Your eval is your spec

The reframe lifts the Ankur Goyal (Braintrust CEO) and Hamel Husain thesis: the best PRD in 2026 is a dataset, a task function, and a scoring function the whole team can run. Not a doc.

Traditional PRDs assumed deterministic systems. Agents are not deterministic. You cannot fully specify desired behavior upfront because the agent will encounter inputs no one wrote down. The eval becomes the spec because it is the only artifact that survives contact with reality. This is how Notion's 70 engineers stay aligned.
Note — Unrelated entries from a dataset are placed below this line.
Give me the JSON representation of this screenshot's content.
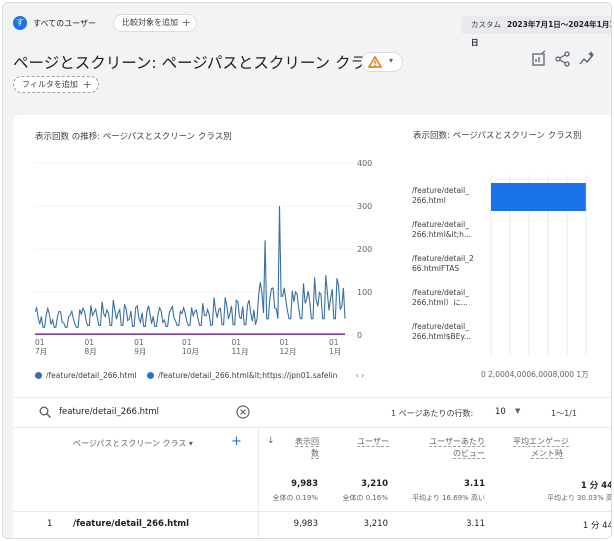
{
  "topbar": {
    "segment_initial": "す",
    "segment_label": "すべてのユーザー",
    "compare_label": "比較対象を追加",
    "plus": "+",
    "date_prefix": "カスタム",
    "date_range": "2023年7月1日〜2024年1月11日"
  },
  "header": {
    "title": "ページとスクリーン: ページパスとスクリーン クラス",
    "filter_label": "フィルタを追加",
    "colors": {
      "warning": "#e37400",
      "accent": "#1a73e8"
    }
  },
  "line_chart": {
    "title": "表示回数 の推移: ページパスとスクリーン クラス別",
    "y_ticks": [
      "400",
      "300",
      "200",
      "100",
      "0"
    ],
    "x_ticks": [
      {
        "day": "01",
        "month": "7月"
      },
      {
        "day": "01",
        "month": "8月"
      },
      {
        "day": "01",
        "month": "9月"
      },
      {
        "day": "01",
        "month": "10月"
      },
      {
        "day": "01",
        "month": "11月"
      },
      {
        "day": "01",
        "month": "12月"
      },
      {
        "day": "01",
        "month": "1月"
      }
    ],
    "legend": [
      {
        "label": "/feature/detail_266.html",
        "color": "#3a6ea5"
      },
      {
        "label": "/feature/detail_266.html&lt;https://jpn01.safelin",
        "color": "#1a73e8"
      }
    ],
    "legend_nav": "‹   ›"
  },
  "bar_chart": {
    "title": "表示回数: ページパスとスクリーン クラス別",
    "categories": [
      "/feature/detail_266.html",
      "/feature/detail_266.html&lt;h...",
      "/feature/detail_266.htmlFTAS",
      "/feature/detail_266.html）に...",
      "/feature/detail_266.html$BEy..."
    ],
    "category_lines": [
      [
        "/feature/detail_",
        "266.html"
      ],
      [
        "/feature/detail_",
        "266.html&lt;h..."
      ],
      [
        "/feature/detail_2",
        "66.htmlFTAS"
      ],
      [
        "/feature/detail_",
        "266.html）に..."
      ],
      [
        "/feature/detail_",
        "266.html$BEy..."
      ]
    ],
    "x_tick_label": "0 2,0004,0006,0008,000 1万",
    "bar_color": "#1a73e8"
  },
  "chart_data": [
    {
      "type": "line",
      "title": "表示回数 の推移: ページパスとスクリーン クラス別",
      "ylim": [
        0,
        400
      ],
      "x": [
        "2023-07-01",
        "2023-08-01",
        "2023-09-01",
        "2023-10-01",
        "2023-11-01",
        "2023-12-01",
        "2024-01-01",
        "2024-01-11"
      ],
      "series": [
        {
          "name": "/feature/detail_266.html",
          "values": [
            45,
            55,
            50,
            55,
            60,
            95,
            95,
            80
          ]
        },
        {
          "name": "/feature/detail_266.html&lt;https://jpn01.safelin",
          "values": [
            2,
            2,
            2,
            2,
            2,
            2,
            2,
            2
          ]
        }
      ],
      "peaks": [
        {
          "x": "2023-12-01",
          "y": 300
        },
        {
          "x": "2023-11-22",
          "y": 220
        }
      ]
    },
    {
      "type": "bar",
      "title": "表示回数: ページパスとスクリーン クラス別",
      "categories": [
        "/feature/detail_266.html",
        "/feature/detail_266.html&lt;h...",
        "/feature/detail_266.htmlFTAS",
        "/feature/detail_266.html）に...",
        "/feature/detail_266.html$BEy..."
      ],
      "values": [
        9983,
        0,
        0,
        0,
        0
      ],
      "xlim": [
        0,
        10000
      ]
    }
  ],
  "search": {
    "value": "feature/detail_266.html",
    "rows_label": "1 ページあたりの行数:",
    "rows_value": "10",
    "pager": "1〜1/1"
  },
  "table": {
    "dimension_header": "ページパスとスクリーン クラス",
    "dim_dropdown": "▾",
    "columns": [
      {
        "l1": "表示回",
        "l2": "数"
      },
      {
        "l1": "ユーザー",
        "l2": ""
      },
      {
        "l1": "ユーザーあたり",
        "l2": "のビュー"
      },
      {
        "l1": "平均エンゲージ",
        "l2": "メント時"
      }
    ],
    "totals": [
      {
        "value": "9,983",
        "sub": "全体の 0.19%"
      },
      {
        "value": "3,210",
        "sub": "全体の 0.16%"
      },
      {
        "value": "3.11",
        "sub": "平均より 16.69% 高い"
      },
      {
        "value": "1 分 44 ",
        "sub": "平均より 30.03% 高"
      }
    ],
    "rows": [
      {
        "index": "1",
        "page": "/feature/detail_266.html",
        "views": "9,983",
        "users": "3,210",
        "vpu": "3.11",
        "time": "1 分 44 "
      }
    ]
  }
}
It is how Anthropic actually develops Claude Code; the public methodology post says explicitly that as features stabilized they added evals, first for narrow areas like concision and file edits, then for over-engineering. The eval lags the feature, then leads it.

The Anthropic April 23 postmortem is the proof by negative example. A SOTA shop with every layer except per-line system-prompt ablation shipped a six-week regression. The eval was the spec. The spec did not test the verbosity axis. The agent did exactly what the spec measured, which was the wrong thing to measure. Six weeks of degraded user experience flowed from that gap.

If you can't write the rubric, you don't know what you're shipping. Write the rubric. Make it run in CI. Watch what breaks. That's the spec.